'İnsanın evi, gönlünün bağlı olduğu yerdir.'
Süleymanpaşa'nın tarihi geçmişi çok eskilere gitmesine rağmen Süleymanpaşa 1357 yılından önce gerek Bizans döneminin gerekse de diğer kültür ve medeniyetlerin izlerine rast gelmek mümkün değildir. Bu da şunu gösteriyor ki Türkler bu şehre tam anlamıyla mühürlerini vurmuşlardır. Ancak bölgede Cumhuriyete kadar Rum, Ermeni ve Yahudi azınlıklar da yaşıyordu.
Türk evleri çevrenin tabii ve sosyal çevrenin şartlarına, malzeme imkanlarına göre şekil değiştirdikleri, zaman içinde de türlü sanat akımlarına ayak uydurdukları görülmüştür. Rahat, ferah ve sağlıklı bir yaşama imkanı sağlayan, estetik açıdan üstün bir düzeye ulaşmış olan Türk evinin doğması Türklerin üstün sanat, yetenek ve yaratıcılıklarının sonucudur. Bu yansıma tabii olarak Tekirdağ iline ulaşmıştır.

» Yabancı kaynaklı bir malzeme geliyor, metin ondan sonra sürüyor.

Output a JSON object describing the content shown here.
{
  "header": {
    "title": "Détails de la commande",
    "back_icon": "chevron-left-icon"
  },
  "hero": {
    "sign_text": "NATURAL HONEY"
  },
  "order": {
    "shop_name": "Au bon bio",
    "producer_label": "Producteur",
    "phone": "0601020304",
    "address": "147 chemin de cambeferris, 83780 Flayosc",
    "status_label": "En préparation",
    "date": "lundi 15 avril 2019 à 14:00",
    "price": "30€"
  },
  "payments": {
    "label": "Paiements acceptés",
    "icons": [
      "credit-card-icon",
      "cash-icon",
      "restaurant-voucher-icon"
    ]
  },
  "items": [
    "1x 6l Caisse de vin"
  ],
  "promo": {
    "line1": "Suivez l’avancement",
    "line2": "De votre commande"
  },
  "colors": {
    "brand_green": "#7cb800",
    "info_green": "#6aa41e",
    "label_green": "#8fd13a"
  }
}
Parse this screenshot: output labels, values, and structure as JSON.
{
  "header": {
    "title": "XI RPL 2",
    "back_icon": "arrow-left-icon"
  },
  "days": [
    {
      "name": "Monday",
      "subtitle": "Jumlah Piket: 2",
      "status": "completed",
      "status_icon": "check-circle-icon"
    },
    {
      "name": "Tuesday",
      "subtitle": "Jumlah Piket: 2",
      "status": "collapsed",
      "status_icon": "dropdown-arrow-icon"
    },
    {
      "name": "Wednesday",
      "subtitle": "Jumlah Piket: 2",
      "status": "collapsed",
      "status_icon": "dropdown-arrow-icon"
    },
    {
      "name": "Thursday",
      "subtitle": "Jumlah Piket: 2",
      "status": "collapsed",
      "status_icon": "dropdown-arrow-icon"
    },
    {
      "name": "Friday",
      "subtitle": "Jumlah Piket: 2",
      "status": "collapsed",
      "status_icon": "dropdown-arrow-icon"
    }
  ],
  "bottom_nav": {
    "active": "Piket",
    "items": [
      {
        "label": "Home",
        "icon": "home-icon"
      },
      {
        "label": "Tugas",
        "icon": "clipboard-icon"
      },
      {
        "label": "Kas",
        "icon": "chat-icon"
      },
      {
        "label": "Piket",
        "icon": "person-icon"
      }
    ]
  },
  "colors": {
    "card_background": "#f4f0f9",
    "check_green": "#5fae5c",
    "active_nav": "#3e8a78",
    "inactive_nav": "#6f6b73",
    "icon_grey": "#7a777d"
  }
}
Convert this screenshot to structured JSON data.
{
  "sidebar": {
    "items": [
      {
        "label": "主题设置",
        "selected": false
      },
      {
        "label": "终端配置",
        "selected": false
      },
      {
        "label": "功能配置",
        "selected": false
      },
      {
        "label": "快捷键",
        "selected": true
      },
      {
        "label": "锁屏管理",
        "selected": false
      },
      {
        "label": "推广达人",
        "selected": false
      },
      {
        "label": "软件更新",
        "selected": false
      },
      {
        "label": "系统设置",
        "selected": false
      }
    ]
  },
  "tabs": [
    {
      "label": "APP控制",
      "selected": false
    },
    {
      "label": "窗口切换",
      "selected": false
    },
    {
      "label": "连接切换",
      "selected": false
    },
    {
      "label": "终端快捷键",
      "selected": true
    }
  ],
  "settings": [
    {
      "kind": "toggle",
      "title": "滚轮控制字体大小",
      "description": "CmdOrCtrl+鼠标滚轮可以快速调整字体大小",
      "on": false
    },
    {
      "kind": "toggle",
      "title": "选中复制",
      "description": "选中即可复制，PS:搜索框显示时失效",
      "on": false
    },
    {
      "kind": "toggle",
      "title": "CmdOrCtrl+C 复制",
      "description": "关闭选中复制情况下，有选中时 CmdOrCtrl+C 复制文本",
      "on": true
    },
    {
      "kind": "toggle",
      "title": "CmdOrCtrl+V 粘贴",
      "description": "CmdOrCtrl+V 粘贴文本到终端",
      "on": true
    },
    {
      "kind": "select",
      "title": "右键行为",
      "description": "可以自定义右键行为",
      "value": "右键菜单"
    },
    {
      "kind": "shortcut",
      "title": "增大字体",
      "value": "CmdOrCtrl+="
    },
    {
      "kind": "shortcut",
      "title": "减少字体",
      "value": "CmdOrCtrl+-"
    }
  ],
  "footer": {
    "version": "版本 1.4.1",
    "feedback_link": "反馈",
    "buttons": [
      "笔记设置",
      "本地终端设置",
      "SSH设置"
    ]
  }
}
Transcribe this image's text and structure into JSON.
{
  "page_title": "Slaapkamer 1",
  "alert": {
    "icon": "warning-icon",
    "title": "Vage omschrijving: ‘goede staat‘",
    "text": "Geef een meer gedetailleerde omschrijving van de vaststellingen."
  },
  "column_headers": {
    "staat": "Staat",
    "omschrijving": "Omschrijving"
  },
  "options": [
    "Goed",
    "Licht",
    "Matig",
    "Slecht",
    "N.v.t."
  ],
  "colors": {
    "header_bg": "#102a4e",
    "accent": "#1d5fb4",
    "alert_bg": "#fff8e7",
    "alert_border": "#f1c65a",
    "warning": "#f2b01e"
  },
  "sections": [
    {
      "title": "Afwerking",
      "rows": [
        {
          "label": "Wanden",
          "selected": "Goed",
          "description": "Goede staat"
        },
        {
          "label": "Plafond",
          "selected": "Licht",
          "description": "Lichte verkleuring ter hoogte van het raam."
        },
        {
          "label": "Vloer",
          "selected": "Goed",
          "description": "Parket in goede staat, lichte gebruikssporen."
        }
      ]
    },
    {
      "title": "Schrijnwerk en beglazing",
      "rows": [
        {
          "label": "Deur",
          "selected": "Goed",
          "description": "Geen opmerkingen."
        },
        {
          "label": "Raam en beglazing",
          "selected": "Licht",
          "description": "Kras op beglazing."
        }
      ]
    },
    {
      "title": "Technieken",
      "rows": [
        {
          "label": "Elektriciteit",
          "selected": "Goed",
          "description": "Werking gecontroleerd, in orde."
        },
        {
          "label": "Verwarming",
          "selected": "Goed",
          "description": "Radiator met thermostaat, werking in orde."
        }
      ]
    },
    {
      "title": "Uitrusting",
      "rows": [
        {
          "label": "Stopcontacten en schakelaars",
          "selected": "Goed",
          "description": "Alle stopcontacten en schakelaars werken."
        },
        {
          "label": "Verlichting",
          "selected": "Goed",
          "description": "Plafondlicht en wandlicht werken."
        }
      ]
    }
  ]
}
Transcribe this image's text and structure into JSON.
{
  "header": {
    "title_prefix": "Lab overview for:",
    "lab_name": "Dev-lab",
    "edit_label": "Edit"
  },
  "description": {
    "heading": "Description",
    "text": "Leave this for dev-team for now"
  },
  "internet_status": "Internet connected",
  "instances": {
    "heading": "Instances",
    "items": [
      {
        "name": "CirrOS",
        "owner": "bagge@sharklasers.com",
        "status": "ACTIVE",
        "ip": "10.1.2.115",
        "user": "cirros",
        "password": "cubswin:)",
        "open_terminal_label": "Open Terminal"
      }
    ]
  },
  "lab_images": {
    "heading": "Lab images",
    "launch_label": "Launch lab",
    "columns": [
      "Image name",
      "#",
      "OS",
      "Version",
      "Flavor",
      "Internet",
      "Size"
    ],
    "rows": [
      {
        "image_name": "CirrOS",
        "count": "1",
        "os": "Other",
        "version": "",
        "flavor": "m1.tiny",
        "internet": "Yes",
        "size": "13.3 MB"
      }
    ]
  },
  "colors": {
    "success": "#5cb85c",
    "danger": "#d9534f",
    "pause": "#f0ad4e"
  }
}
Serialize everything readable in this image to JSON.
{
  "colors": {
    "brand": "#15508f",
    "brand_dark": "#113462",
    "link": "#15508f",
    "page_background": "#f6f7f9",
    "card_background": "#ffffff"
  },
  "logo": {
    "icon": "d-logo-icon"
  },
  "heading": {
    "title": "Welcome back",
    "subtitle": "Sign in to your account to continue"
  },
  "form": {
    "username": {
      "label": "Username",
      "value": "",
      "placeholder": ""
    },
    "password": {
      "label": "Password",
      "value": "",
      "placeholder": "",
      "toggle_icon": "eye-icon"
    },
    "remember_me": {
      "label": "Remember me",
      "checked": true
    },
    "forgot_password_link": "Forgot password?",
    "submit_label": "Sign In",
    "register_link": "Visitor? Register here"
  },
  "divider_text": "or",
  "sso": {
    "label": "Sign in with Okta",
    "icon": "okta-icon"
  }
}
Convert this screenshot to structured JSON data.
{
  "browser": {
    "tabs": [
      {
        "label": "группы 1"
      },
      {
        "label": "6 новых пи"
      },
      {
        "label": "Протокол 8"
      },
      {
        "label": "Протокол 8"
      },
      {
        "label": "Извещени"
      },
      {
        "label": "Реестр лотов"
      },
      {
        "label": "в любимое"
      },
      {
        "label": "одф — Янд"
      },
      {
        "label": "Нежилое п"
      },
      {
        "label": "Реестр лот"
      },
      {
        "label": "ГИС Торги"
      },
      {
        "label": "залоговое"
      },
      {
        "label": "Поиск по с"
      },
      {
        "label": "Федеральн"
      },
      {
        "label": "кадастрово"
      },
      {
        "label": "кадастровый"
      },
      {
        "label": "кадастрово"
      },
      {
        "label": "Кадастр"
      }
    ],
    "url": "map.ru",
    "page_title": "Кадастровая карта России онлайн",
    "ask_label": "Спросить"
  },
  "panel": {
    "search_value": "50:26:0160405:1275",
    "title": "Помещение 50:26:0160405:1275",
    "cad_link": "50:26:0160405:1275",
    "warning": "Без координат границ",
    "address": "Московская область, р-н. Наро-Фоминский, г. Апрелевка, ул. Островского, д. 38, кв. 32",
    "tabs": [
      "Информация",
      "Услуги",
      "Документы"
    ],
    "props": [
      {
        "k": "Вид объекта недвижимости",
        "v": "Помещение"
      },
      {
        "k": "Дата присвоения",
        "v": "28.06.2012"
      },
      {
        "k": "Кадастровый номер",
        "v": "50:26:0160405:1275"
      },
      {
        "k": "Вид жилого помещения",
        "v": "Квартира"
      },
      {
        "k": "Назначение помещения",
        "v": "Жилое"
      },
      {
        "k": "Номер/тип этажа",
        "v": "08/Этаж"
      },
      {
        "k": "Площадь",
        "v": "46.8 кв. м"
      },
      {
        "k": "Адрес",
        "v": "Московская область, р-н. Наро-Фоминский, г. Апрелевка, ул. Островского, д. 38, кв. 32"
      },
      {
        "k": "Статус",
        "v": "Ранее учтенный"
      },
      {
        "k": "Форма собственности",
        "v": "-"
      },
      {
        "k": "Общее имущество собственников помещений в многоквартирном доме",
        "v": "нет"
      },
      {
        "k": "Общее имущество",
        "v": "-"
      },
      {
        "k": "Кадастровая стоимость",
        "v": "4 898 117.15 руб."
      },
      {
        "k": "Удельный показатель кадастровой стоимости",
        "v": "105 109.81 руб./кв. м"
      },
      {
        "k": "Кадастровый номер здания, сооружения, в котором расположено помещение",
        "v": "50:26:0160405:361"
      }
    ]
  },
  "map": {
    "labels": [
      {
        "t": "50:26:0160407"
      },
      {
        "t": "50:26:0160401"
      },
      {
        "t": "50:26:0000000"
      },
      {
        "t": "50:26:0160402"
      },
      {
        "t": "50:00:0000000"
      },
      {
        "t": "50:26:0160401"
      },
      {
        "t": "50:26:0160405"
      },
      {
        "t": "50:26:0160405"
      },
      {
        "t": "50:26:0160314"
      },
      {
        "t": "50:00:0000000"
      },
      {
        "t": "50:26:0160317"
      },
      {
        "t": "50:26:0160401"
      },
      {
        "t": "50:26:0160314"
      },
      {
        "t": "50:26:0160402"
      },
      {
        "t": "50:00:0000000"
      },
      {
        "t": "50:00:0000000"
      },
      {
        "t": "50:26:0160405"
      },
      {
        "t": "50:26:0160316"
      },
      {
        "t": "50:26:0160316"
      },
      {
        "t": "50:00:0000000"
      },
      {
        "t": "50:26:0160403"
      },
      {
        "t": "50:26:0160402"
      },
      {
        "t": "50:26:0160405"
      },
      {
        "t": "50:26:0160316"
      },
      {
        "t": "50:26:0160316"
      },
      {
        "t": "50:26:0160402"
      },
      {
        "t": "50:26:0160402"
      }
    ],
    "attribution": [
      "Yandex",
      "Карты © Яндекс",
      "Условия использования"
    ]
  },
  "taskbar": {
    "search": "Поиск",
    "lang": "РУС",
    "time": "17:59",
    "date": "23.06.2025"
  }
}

Eski Süleymanpaşa evleri ilçe’nin eski yerleşim bölgesi olan Ertuğrul, Hürriyet, Ortacami, Eski cami, Yavuz, Turgut, Zafer ve Gündoğdu Mahallelerin de görülmektedir.Süleymanpaşa’da toplam 260 kadar tescilli ev vardır. Bunların büyük bir çoğunluğu ne yazık ki harabe halindedir.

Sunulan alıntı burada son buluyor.